People working in sales and business development often need to be on the road and make work-related calls on a hands-free device while driving. Is it safe to drive while using hands-free telephony?

Consider this situation. A business has several employees who drive company vehicles during the day. They have hands-free phones in their cars but have been told that it’s the mental distraction that causes accidents. Hands-free phones are not enough to protect their people. Should the business require their employees to turn off their phones while driving as a matter of company policy?

Road accident data

After decades of declining rates, an increase in deaths on US roads has been attributed to the rise in phone use while driving. Research shows that road accidents are more likely in Australia if a person is distracted while driving. Phones are notorious for causing a short lapse in concentration that can have devastating consequences. 

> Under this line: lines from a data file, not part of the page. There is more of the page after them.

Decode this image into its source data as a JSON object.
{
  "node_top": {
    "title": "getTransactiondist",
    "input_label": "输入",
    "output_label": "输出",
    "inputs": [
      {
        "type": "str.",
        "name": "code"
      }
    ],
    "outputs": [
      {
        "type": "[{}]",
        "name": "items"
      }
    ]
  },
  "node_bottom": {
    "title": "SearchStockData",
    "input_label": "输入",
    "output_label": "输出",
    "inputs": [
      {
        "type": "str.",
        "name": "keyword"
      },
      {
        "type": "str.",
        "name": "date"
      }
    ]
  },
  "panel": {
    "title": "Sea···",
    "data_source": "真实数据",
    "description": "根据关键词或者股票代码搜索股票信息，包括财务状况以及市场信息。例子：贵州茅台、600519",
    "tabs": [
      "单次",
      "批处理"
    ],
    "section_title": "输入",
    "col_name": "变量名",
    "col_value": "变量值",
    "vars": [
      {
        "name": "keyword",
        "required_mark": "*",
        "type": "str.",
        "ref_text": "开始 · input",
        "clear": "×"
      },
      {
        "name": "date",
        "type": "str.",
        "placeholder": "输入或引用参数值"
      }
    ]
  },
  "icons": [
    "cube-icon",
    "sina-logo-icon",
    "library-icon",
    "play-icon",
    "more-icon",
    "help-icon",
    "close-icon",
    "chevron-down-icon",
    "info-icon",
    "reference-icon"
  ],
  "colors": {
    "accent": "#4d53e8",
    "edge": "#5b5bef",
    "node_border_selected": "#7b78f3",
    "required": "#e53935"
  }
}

Using a hands-free phone while driving is legal in all Australian states and territories (except for learners and provisional P1 and P2 drivers, who are banned from using phones), but debate continues as to how safe it is.

Receiving a brief call when road conditions are not challenging may be perfectly safe, especially if people keep their eyes on the road and their hands on the wheel. But a problematic or more extended phone conversion in busy or complex traffic situations could interrupt a driver’s focus if the driver is, for example, making a right turn, looking for a gap in traffic, or changing lanes. 

And despite hands-free devices, many drivers automatically look at their phones if they hear a text message come through or someone calls. The New South Wales Centre for Road Safety states that taking your eyes off the road for longer than two seconds doubles the risk of a crash.

Distractions

However, phones are not the only in-car distraction that can impair safe driving. Other passengers, adjusting the sound system, checking screen displays or entering text into a GPS can be equally distracting and dangerous, not to mention illness, injuries, fatigue, large spiders or distress resulting from a recent argument with a family member or colleague.

Distractions can also come from outside the vehicle. For example, an animal runs out onto the road, another driver makes a sudden unexpected move close to the car, or the driver is searching for a particular street name in heavy rain.

Distractions are arrayed on a spectrum. The potential risk varies in line with a wide range of factors. Distractions often occur in combinations, for example, hearing the ‘ping’ of a text received while adjusting the air-conditioning or trying to calm upset children in the back seat.

In other words, a phone call, even one taken on a hands-free system, can be an added distraction on top of several others.

Individual factors

Individual factors are also involved. For example, evidence suggests that young drivers are more likely to be distracted by what their passengers are doing or saying than older drivers with more experience. It has also been claimed that young men are the worst offenders when using their phones while driving.

Employers’ obligations

A large number of work-related injuries arise from driving. Seventy-two percent of work-related fatalities involved a vehicle, according to Safe Work Australia’s Work-related Traumatic Injury Fatalities, Australia 2019, and thousands of people are injured every year while driving on work-related business.

Employers are obliged to eliminate or minimise foreseeable risks to workers, and the distraction of dealing with phone calls while driving is undoubtedly a potential risk factor. However, the actual risk in individual situations may vary from significant to vanishingly small in others. 

If reasonably practicable, the safest option requires employees to turn off their phones while driving.

However, it may not be reasonably practicable to require all employees to turn off their phones while driving. But in occupations where constant availability is not necessary, a risk analysis may suggest that good policy would require workers to refrain from initiating calls while driving. Also, pull over at the earliest opportunity to take calls if the call is not brief.